ミュージカルで描き、さぞかしハッピーに満ちた作品…ではない。
監督はレオス・カラックス。寡黙家ながら斬新で鮮烈な作品を手掛けてきた鬼才。甘っちょろい作品になる筈ない。
ジャンル的には“ダーク・ファンタジー風おとぎ話”。恐ろしくもある物語が、カラックスならではの独特の世界観と映像美の中に展開していく。
話の原案はバンド“スパークス”のストーリー仕立てのアルバムから。
一応ストーリーはあるが、それを追い掛けると、とんでもない目に遭う。常人には理解不能。
ストーリー云々より、設定や描写など、何かしら意味深さを含んでいるかのようなのが印象的。
人気のスタンダップコメディアンのヘンリー。まず、このキャラを好きになれるか、否か。
陽気で面白い/楽しいコメディアンではない。ステージに上がるや否や、毒を吐きまくり。ブラックジョークっていうのではなく、とにかく攻撃的で挑発的。日本のお笑い界にリアルに居たら、何をするにも炎上し、“嫌いなタレント1位”は殿堂入りだろう。

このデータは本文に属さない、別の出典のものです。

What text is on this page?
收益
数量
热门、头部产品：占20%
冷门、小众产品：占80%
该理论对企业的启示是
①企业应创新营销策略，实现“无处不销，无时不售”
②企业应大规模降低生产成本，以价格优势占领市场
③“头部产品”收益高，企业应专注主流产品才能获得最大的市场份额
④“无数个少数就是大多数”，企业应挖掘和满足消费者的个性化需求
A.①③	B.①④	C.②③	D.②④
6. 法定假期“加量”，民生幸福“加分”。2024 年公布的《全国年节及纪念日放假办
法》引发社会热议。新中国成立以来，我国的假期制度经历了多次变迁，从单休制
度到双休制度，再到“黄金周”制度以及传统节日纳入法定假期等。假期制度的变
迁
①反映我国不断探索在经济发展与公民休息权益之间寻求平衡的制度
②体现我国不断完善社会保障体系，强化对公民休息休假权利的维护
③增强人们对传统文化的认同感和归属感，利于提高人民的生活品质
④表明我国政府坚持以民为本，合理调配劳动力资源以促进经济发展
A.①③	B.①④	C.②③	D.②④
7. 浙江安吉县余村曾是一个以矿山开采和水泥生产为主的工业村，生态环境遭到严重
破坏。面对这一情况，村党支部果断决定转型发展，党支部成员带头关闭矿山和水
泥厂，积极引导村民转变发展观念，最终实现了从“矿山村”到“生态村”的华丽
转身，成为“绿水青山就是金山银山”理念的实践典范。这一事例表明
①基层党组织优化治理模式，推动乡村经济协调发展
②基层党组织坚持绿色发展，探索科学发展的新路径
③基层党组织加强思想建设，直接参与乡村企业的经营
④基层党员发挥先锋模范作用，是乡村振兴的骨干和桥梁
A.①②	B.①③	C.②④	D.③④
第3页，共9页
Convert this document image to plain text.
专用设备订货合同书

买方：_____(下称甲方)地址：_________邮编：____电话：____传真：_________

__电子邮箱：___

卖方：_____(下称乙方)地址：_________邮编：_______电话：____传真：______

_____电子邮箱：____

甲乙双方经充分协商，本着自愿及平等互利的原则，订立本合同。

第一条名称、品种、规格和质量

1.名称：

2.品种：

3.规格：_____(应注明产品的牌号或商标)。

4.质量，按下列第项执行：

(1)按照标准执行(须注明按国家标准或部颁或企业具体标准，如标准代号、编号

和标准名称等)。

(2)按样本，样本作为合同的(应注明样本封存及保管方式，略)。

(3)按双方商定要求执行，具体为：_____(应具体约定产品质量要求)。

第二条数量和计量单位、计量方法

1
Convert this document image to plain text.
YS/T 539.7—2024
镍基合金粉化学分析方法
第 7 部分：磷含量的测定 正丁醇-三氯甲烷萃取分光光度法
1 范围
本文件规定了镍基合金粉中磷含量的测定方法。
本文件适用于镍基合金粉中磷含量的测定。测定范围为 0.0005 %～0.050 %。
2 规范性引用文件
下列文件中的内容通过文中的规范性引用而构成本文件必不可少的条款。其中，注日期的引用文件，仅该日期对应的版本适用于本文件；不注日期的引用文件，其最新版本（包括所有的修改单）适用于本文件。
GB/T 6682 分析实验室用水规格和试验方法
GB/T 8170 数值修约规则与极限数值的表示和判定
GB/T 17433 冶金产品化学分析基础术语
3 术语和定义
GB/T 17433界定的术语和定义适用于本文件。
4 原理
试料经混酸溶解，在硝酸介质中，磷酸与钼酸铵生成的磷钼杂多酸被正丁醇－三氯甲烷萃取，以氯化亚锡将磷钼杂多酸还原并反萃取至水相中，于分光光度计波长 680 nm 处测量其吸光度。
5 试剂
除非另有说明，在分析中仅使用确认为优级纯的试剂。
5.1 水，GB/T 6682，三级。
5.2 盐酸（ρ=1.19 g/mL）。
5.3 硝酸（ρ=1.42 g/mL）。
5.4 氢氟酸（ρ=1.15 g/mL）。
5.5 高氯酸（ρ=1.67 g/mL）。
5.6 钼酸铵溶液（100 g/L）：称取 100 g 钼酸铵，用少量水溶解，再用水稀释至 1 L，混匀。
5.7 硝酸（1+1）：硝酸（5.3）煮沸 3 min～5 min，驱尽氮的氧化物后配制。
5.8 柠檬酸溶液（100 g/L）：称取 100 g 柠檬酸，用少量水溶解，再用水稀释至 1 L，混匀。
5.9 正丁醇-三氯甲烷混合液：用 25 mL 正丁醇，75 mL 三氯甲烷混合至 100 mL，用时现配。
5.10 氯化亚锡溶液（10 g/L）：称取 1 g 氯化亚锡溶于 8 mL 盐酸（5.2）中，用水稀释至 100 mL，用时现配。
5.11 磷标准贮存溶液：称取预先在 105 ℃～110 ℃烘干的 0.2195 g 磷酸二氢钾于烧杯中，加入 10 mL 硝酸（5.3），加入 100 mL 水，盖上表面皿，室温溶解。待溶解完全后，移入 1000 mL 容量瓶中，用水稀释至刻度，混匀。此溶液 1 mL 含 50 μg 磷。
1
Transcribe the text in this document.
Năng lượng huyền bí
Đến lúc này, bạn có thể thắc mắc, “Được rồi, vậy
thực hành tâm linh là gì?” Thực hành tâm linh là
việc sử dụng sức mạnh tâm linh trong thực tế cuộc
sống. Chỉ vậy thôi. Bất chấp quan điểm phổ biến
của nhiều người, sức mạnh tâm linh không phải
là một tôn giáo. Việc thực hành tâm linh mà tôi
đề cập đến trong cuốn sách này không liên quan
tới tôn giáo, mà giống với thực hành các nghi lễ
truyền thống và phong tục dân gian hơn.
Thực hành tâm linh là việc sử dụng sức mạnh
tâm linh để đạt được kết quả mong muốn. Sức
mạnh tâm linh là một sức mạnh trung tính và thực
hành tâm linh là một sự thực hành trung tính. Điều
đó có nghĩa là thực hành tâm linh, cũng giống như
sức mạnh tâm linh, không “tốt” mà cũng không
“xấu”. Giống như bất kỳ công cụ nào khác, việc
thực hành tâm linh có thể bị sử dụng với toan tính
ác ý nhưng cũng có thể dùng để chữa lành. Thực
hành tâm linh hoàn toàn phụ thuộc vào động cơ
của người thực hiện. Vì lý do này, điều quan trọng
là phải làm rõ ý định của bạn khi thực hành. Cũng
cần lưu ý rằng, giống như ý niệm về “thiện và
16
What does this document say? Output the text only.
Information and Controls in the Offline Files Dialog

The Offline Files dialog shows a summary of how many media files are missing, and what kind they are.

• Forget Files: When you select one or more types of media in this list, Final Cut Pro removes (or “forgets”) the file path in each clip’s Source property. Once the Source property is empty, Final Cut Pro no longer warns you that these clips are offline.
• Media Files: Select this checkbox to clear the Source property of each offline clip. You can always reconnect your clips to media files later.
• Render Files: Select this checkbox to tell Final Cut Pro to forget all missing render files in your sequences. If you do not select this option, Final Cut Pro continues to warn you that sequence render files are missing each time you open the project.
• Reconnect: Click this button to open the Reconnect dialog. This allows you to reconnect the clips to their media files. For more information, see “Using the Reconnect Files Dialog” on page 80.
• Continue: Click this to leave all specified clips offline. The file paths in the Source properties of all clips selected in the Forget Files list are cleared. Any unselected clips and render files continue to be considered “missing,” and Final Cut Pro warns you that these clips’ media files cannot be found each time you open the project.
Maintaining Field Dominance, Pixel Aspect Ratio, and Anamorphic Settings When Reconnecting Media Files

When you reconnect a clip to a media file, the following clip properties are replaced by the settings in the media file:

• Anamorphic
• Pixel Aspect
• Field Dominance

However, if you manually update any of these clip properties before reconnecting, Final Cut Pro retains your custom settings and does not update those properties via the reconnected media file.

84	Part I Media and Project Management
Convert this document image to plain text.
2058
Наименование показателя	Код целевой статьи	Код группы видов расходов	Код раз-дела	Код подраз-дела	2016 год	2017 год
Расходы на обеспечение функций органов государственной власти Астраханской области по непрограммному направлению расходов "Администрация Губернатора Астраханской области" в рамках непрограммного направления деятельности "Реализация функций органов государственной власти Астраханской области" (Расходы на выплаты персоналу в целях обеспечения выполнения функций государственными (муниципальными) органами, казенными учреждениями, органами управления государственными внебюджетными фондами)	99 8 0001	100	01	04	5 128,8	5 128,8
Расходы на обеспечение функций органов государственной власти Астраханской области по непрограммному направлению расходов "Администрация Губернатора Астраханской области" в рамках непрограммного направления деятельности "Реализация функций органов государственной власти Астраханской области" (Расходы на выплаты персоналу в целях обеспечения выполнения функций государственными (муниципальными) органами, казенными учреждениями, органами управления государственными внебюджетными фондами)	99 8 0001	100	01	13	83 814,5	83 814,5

一方のオペラ歌手のアン。美しく、その歌声は聞く人全てを虜にし、女神のよう。
そんな二人が恋に落ちた。言わば、悪魔が女神に恋をした。
全く不釣り合い。メディアの格好のネタ。
見る我々も察してしまう。この愛は、破滅しかないと…。
娘も生まれ、幸せの絶頂のように思えるが、ヘンリーの黒い噂は絶えない。他に女性の影、過去に関係あった多くの女性から訴え…。
夫婦関係もぎくしゃく。
家族でヨット旅行へ。嵐に見舞われた海が、悲劇的な展開を暗示させる…。
酔ったヘンリーは強引にアンと踊る。その時…
波に飲まれ、アンは帰らぬ人に…。
これは事故なのか…? それとも…?
父一人娘一人になった訳だが、まだ幼い娘に母親譲りの歌の才が…。
タイトルの“アネット”とは、娘の名前。
この娘が本作最大の驚き。ヘンリーもアンも当然ながら役者が演じているが、アネットは何とマリオット。
これは何を意味するのか…?
アネットは生まれた時から世間の注目の的。
父ヘンリーによって、ショーに出演させられる。
我々世間や父親の“操り人形”。
どんどんアルコールに溺れていくヘンリー。己の惨めさ、あの“事故”での妻への自責、そして新たな罪を犯し…。
アネットのラストショー。アネットの口から衝撃の発言が…。
ラストのあるシーン。
この時、マリオットだったアネットが人間の姿に。
父から娘へ愛を乞うが、娘は…。
悪魔のような男は何を求めたのか…?
女神(=妻)や天使(=娘)、生身の“人間”への愛か、虚遇への幻か。
アダム・ドライヴァーとマリオン・コティヤールの熱演。
初の英語作品で、全編ほぼ歌の意欲作。
正直、レオス・カラックスの作品は不得意だ。いつぞやのレビューでも書いたが、鬼才の世界は凡人には理解出来ない。
本作もほとんど理解出来ていないだろう。
しかしこれまで見た中でも、少なからず惹き付けられるものとインパクトがあった。